Ascension
Bali dresse l’oreille : un bruit connu l’a alerté : le « niama-mail » n’est pas loin…
Tapi dans les racines aériennes d’un palétuvier, le souffle retenu, l’oreille tendue, l’œil fureteur, le Noir guette…
« Ah !… Bali a vu niama-mail ! Bali courir appeler tous les hommes du village, et tous ensemble tueront le niama-mail »
Un dernier regard à l’hippopotame qui s’ébat dans le fleuve, inconscient du danger, et le grand noir s’enfonce à souples foulées dans la forêt.
Mais, au fait, pourquoi mobiliser tout le village pour tuer le niama-mail ?… Bali s’immobilise… touche son front… hésite… puis se redresse, et rit de toutes ses dents blanches.

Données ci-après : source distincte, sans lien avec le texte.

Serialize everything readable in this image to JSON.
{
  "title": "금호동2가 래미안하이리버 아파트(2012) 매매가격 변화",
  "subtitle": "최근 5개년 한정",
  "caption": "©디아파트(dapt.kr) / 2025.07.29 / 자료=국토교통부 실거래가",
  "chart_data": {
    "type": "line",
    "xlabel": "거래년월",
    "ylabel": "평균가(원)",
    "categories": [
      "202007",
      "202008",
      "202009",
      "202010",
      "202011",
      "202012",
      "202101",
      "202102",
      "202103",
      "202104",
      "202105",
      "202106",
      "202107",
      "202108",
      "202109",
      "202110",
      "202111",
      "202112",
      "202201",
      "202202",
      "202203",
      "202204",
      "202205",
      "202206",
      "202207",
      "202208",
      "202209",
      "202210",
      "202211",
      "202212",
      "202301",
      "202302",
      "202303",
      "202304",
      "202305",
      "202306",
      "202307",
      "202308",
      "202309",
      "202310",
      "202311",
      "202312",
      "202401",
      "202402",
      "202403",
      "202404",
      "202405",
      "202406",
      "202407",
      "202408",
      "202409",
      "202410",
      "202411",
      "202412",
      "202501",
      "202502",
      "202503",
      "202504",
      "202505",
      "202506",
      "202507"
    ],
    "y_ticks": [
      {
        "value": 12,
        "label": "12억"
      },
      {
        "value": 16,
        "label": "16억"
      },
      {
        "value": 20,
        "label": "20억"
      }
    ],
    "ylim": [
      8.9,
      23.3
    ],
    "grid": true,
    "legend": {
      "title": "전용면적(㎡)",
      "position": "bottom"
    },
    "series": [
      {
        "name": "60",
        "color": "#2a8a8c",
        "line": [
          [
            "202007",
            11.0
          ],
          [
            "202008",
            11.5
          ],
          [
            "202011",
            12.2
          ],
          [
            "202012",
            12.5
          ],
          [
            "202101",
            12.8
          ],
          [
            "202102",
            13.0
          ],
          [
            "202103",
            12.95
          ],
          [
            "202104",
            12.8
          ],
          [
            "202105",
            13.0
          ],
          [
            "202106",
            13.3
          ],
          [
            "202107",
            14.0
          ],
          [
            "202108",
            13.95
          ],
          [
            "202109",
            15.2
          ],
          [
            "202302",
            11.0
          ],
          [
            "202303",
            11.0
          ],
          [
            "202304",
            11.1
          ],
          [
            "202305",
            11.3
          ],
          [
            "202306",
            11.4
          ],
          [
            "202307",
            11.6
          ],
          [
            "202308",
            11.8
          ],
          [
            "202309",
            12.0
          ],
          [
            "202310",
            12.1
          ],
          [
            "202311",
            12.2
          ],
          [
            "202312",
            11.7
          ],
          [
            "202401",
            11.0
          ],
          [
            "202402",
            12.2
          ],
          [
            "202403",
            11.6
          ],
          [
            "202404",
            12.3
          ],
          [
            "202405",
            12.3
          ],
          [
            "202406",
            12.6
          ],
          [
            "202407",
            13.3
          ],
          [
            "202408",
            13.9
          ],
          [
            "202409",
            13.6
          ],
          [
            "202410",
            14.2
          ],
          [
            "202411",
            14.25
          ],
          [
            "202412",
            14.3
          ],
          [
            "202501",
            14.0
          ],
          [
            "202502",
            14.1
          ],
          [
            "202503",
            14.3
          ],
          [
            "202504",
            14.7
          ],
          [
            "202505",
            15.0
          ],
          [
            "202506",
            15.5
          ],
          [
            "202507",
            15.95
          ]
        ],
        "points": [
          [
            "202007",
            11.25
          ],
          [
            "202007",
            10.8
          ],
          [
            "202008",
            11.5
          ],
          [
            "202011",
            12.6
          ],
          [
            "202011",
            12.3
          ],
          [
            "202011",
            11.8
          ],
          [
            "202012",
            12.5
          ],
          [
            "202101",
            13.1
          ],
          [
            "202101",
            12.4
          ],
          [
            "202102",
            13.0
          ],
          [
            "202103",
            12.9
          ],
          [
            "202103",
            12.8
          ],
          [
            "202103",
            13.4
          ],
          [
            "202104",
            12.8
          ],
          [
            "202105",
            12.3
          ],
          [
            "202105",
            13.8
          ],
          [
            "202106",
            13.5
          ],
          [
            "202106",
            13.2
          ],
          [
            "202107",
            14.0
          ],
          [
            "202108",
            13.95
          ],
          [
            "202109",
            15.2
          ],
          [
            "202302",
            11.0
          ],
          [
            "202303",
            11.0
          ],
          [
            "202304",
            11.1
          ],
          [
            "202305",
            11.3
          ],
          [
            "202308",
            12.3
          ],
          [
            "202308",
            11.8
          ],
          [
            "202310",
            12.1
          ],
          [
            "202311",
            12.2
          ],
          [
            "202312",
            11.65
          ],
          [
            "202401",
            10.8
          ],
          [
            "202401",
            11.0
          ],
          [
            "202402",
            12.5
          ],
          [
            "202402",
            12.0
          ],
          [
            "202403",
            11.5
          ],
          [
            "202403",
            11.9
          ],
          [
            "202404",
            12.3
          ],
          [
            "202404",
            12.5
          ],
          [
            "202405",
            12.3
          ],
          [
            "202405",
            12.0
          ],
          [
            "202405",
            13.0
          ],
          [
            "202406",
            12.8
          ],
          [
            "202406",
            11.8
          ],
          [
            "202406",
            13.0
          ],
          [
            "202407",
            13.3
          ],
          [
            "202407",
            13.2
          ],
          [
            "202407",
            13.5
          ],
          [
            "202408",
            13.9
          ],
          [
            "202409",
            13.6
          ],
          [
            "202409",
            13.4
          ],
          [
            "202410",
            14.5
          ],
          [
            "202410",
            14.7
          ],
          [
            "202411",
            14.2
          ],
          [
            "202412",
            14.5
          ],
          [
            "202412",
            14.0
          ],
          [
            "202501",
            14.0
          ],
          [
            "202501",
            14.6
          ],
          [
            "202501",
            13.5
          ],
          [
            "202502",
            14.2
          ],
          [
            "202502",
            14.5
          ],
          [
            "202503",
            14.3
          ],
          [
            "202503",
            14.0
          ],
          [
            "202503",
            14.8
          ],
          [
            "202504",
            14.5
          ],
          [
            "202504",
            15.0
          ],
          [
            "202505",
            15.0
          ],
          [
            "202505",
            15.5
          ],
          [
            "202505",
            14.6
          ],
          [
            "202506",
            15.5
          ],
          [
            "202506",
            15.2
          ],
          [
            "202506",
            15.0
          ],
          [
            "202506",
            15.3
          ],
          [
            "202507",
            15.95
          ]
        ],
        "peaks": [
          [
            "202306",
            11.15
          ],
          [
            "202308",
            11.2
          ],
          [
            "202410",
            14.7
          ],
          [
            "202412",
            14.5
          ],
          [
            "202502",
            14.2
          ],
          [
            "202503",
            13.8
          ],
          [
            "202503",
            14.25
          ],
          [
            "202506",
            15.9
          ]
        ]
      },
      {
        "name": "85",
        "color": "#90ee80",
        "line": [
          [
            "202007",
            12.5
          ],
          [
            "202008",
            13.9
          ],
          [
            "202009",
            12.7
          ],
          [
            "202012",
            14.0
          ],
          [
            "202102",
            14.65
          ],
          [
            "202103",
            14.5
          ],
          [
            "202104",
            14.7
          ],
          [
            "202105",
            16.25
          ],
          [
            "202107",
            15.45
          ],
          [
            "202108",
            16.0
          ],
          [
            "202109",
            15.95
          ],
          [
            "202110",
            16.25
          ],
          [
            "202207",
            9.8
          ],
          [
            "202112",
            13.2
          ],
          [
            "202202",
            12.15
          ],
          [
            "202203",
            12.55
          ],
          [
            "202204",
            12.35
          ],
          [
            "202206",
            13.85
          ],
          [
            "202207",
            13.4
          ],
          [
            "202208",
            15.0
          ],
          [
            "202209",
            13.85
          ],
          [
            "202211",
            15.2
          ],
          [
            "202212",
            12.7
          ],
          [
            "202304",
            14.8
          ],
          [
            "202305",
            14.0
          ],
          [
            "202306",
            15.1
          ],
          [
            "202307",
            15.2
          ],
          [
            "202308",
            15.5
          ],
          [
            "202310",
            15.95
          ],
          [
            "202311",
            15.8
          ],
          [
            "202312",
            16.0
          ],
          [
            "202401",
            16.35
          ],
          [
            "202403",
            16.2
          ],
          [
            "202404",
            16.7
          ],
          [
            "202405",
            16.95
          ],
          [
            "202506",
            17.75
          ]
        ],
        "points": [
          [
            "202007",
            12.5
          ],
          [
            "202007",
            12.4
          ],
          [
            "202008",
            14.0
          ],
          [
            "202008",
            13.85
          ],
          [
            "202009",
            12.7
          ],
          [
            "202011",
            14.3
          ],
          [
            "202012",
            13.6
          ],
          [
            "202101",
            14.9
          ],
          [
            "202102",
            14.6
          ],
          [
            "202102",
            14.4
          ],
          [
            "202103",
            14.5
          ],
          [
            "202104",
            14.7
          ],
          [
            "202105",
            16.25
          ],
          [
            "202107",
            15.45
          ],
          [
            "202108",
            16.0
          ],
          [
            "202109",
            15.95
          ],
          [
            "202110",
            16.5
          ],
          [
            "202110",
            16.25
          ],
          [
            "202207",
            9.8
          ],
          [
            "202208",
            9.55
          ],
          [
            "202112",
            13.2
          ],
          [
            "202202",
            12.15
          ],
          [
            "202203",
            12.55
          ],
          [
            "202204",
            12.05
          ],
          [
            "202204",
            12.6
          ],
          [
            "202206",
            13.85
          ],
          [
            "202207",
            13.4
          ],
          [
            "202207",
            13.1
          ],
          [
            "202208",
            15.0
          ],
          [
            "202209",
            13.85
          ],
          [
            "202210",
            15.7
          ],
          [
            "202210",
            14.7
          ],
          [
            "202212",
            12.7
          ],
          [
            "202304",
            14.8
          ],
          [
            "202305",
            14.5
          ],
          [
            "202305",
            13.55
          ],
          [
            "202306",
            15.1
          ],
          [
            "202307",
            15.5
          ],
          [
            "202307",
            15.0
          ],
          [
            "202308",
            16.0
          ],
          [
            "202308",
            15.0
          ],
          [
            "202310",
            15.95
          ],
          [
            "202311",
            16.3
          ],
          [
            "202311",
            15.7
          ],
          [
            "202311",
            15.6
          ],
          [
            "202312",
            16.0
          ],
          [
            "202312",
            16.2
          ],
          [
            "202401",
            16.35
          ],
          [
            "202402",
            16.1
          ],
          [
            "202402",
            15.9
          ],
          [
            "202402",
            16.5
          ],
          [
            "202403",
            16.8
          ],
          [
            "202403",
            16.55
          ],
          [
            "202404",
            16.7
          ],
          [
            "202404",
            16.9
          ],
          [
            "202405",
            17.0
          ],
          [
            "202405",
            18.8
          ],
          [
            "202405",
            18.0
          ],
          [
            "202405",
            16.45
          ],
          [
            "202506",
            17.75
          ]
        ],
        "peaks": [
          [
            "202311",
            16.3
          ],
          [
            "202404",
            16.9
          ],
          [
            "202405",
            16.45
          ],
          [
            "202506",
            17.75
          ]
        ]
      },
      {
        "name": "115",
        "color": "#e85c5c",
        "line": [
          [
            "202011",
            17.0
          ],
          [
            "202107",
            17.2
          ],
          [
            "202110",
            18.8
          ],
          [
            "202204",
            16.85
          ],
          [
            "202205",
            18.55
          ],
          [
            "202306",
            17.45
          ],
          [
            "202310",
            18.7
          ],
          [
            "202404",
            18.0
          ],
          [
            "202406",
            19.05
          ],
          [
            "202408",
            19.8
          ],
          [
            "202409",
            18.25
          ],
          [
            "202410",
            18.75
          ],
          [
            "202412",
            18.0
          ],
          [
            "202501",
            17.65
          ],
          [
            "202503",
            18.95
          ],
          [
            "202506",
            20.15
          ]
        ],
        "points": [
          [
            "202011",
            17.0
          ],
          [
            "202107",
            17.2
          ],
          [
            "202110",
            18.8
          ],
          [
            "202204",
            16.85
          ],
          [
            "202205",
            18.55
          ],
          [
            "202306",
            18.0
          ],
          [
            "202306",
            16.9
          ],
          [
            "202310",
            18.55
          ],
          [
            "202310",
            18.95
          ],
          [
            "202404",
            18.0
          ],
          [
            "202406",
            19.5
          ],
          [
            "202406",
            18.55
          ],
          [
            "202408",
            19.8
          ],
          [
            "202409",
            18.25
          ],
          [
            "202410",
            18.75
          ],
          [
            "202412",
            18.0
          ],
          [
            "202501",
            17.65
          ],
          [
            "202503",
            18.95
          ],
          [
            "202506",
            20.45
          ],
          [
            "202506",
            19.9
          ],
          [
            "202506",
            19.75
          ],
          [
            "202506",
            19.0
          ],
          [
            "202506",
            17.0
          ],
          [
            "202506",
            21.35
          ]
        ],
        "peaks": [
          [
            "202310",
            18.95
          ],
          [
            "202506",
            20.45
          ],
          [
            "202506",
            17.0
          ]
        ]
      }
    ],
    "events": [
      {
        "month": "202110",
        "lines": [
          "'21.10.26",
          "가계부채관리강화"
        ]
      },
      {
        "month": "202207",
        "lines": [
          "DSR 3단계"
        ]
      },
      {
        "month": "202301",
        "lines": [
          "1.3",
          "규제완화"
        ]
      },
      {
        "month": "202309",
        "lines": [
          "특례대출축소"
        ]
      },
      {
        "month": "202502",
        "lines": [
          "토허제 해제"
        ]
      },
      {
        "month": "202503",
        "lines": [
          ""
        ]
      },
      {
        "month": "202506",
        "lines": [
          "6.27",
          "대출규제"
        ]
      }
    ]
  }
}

« Bali, pas besoin des autres pour tuer niama-mail. Bali prendre ses sagaies, et retourner au fleuve ; et ceux du village joueront du tam-tam pour Bali qui aura tué tout seul le niama-mail ; et tous diront : Bali est plus grand chasseur que Mako ».
Dix minutes plus tard, l’homme est à l’affût, le regard tourné vers la masse grise de l’hippopotame qui se baigne et lance des fusées d’eau. Tout à l’heure, la bête viendra manger sur la rive ; Bali connaît ses mœurs. Patiemment, il l’attend…
Un des meilleurs chasseurs indigènes, ce Bali. Son seul rival est Mako, aussi habile que lui à lancer la sagaie. Mais Mako n’a jamais attaqué seul un hippopotame. Tandis que lui, Bali, va tuer celui-ci…
Il assure une sagaie dans sa main, car le monstre se rapproche ; on distingue à présent ses formes massives : le mufle carré, les courtes oreilles… Il vient à la rive… L’instant est tragique ; le cœur de Bali s’arrête quasi de battre ; mais sa main, lentement, silencieusement, pointe la sagaie vers l’énorme bête qui émerge, ruisselante, de l’eau glauque…
« Mako lui-même n’oserait l’attaquer seul. Mais Bali osera, lui. Et la tribu saura que Bali est le roi des chasseurs. »
Tranquille, la bête prend pied.
Bali rampe dans les hautes herbes, sans un effleurement, sans même faire trembler une tige grêle.
Il n’a pas peur.
Il est sûr de lui.
À bonne distance, il se redresse, souple et silencieux.